Friday, December 26, 2008

O Diário Do Contra

Romance pra mim nunca foi de grande importância. Minhas outras atividades bastavam. Sempre fui feliz sem garota. Jogo futebol, videogame, converso com meus amigos, janto com a família. Está ótimo assim.

O problema é que a sociedade te impõe uma cacetada de coisas. Meu pai me disse isso um vez. Achei a frase interessante, mesmo sem saber direito o que significava. Dois meses depois entendi o significado das palavras do papai.

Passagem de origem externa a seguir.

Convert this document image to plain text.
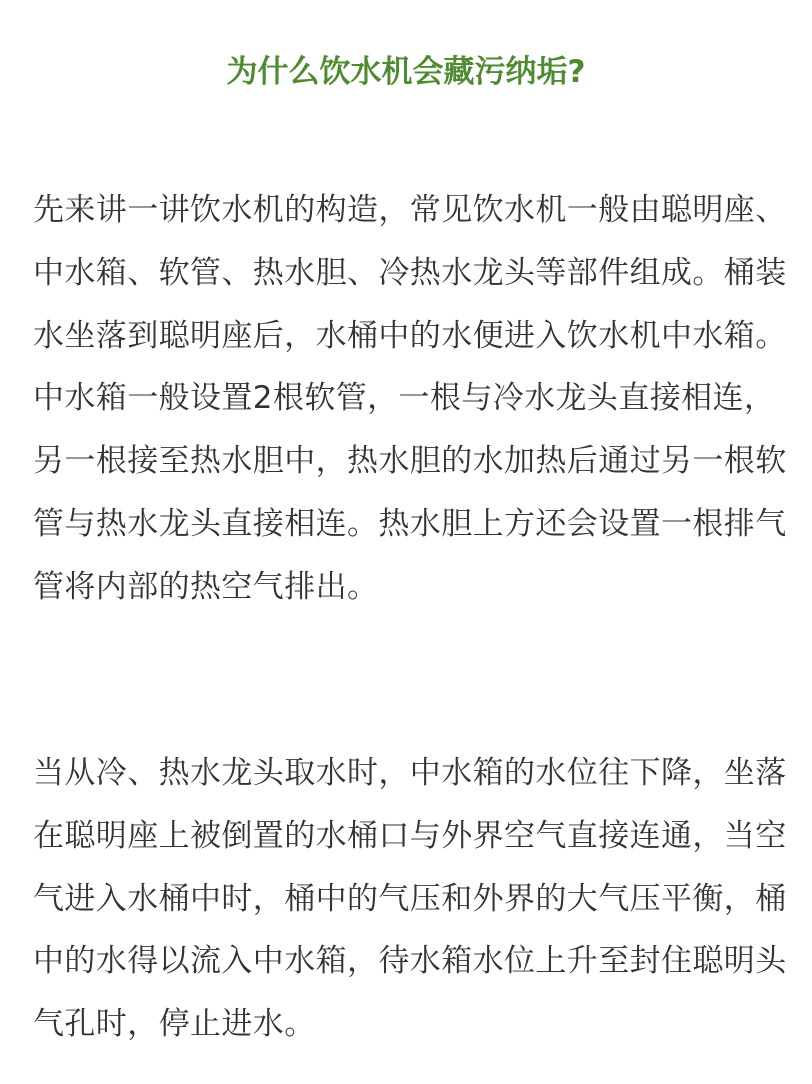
为什么饮水机会藏污纳垢?

先来讲一讲饮水机的构造，常见饮水机一般由聪明座、
中水箱、软管、热水胆、冷热水龙头等部件组成。桶装
水坐落到聪明座后，水桶中的水便进入饮水机中水箱。
中水箱一般设置2根软管，一根与冷水龙头直接相连，
另一根接至热水胆中，热水胆的水加热后通过另一根软
管与热水龙头直接相连。热水胆上方还会设置一根排气
管将内部的热空气排出。

当从冷、热水龙头取水时，中水箱的水位往下降，坐落
在聪明座上被倒置的水桶口与外界空气直接连通，当空
气进入水桶中时，桶中的气压和外界的大气压平衡，桶
中的水得以流入中水箱，待水箱水位上升至封住聪明头
气孔时，停止进水。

Meus amigos começaram a beijar garotas. Alguns beijavam mesmo, outros mentiam. Até os que beijavam de verdade mentiam, inventando alguns detalhes estranhos.

A verdade é que nunca me interessei por essa coisa de beijo, namoro, romance. Não, não sou viado. Sou criança.

O pessoal anda muito precoce. Querem adiantar todas as coisas. Não sei por quê. Não tenho pressa. Papai tem quarenta e oito anos e disse que ainda não fez muitas coisas na sua vida. Eu tenho menos que o terço dessa idade. Posso esperar. Mas meus amigos não querem.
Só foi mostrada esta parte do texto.